THIRST

A monologue from the play by Eugene O'Neill


  • NOTE: This monologue is reprinted from Thirst and Other One-Act Plays. Eugene O'Neill. Boston: Gorham Press, 1914.
  • THE GENTLEMAN: You remember when the crash came? We were all in the salon. You were singing—a Cockney song I think? You were very beautiful. I remember a woman on my right saying: “How pretty she is! I wonder if she is married?” Strange how some idiotic remark like that will stick in one’s brain when all else is vague and confused. A tragedy happens—we are in the midst of it—and one of our clearest remembrances afterwards is a remark that might have been overheard in any subway train. You were very beautiful. I was looking at you and wondering what kind of a woman you were. You know I had never met you personally—only seen you in my walks around the deck. Then came the crash—that horrible dull crash. We were all thrown forward on the floor of the salon; then screams, oaths, fainting women, the hollow boom of a bulkhead giving way. Then I was on deck fighting in the midst of the crowd. Somehow I got into a boat—but it was overloaded and was swamped immediately. I swam to another boat. They beat me off with the oars.

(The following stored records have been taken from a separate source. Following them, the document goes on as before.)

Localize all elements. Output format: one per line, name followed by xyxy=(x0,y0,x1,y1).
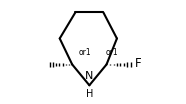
Text: or1: or1 xyxy=(105,48,118,57)
Text: N: N xyxy=(85,71,94,81)
Text: or1: or1 xyxy=(79,48,92,57)
Text: H: H xyxy=(86,89,93,99)
Text: F: F xyxy=(135,57,141,70)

That boat too was swamped a moment later. And then the gurgling, choking cries of the drowning! Something huge rushed by me in the water leaving a gleaming trail of phosphorescence. A woman near me with a life belt around her gave a cry of agony and disappeared—then I realized—sharks! I became frenzied with terror. I swam. I beat the water with my hands. The ship had gone down. I swam and swam with but one idea—to put all that horror behind me. I saw something white on the water before me. I clutched it—climbed on it. It was this raft. You and he were on it. I fainted. The whole thing is a horrible nightmare in my brain—but I remember clearly that idiotic remark of the woman in the salon. What pitiful creatures we are!